Auch bei den herausnehmbaren Zahnprothesen ist eine ästhetisch befriedigende Lösung möglich. Teilweise zahlen die Krankenkassen einen Beitrag zur Kostendeckung – somit sind Prothesen auch die preisgünstigste Lösung.

Sie haben allerdings medizinische Nachteile. Bei einer bestimmten Art von Prothese führen die Halteelemente, etwa Klammern, zu Schäden an den verbleibenden Zähnen.

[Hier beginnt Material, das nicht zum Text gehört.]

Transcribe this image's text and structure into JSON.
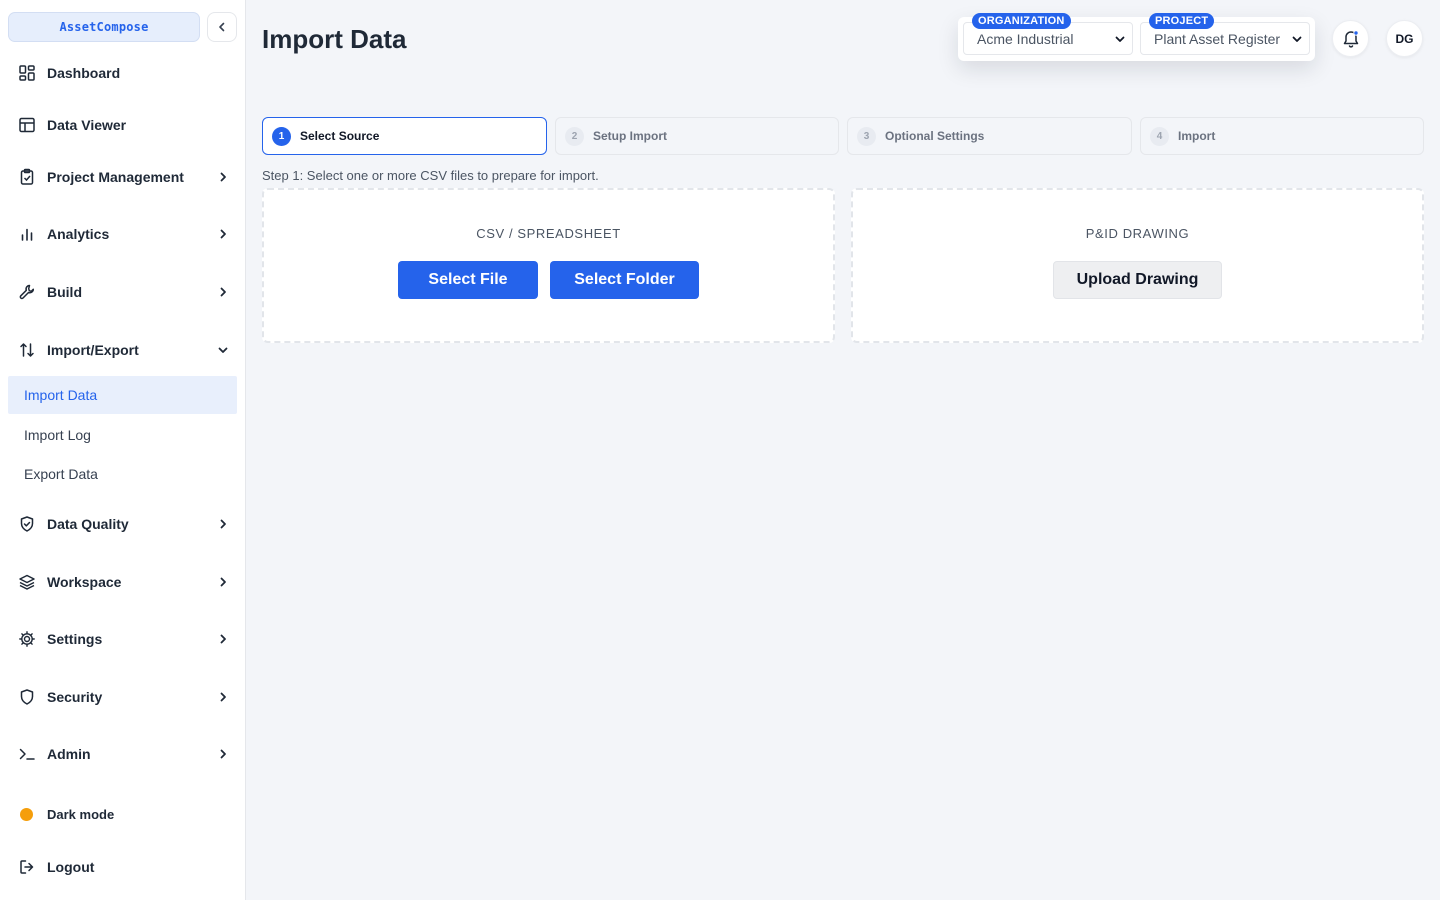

Die Kaukraft bei Prothesen ist geringer als bei festsitzendem Zahnersatz. Prothesen verursachen oft Druckstellen im Kiefer oder Knochenschwund an den Stellen, wo die natürliche Belastung des Knochens fehlt. Gewöhnungsbedürftig ist vor allem, die Prothesen nach jeder Mahlzeit herauszunehmen und zu reinigen.

Klammerprothese
Die Klammerprothese ist die kostengünstigste Variante. Sie erfordert nur eine kurze Behandlungszeit.
Der große Vorteil: Die Nachbarzähne müssen nicht beschliffen werden.
Doch diese Prothese hat auch viele Nachteile.
Erstens ästhetischer Natur: Die Klammern, mit denen die Prothese an den benachbarten Zähnen befestigt wird, bleiben sichtbar.
Zweitens gesundheitlicher Natur: Die Klammern verursachen Schäden am Zahn – die Zähne werden stark abgenutzt..
Ein weiterer Nachteil: Sie hält weniger lang als andere herausnehmbare Prothesen. Doch sie wird von den Krankenkassen bezahlt.

Geschiebeprothese
Die Geschiebeprothese bietet eine gute ästhetische Lösung. Die Prothese wird nicht mit Klammern befestigt, sondern an überkronten Zähnen verankert. Dazu ist es notwendig, die Zähne neben der Prothese zu beschleifen und mit Kronen zu überziehen. An diesen Zähnen wird das sogenannte Geschiebe befestigt.
Nachteil: Die Kosten der Geschiebeprothese werden von den Krankenkassen nicht übernommen. Auch kann nicht jedes Lückengebiss mit dieser Art von Prothese versorgt werden.

Teleskopprothese
Die Teleskopprothese bietet eine sehr gute ästhetische Lösung. Sie hat keine Klammern, sondern wird mit Teleskopkronen, das sind Doppelkronen, versorgt. Die einen Kronen werden auf den noch bestehenden Zähnen befestigt und das Gegenstück, die zweite Krone, in der Prothese. Durch das Ineinanderrutschen dieser zwei Teile hält diese Prothese.
Nachteil: der Verlust an Zahnsubstanz.  Da die Doppelkronen mehr Platz benötigen, muss mehr Zahnmaterial abgetragen werden und dadurch besteht die Gefahr, dass die Zähne nach dem Beschliff devital werden.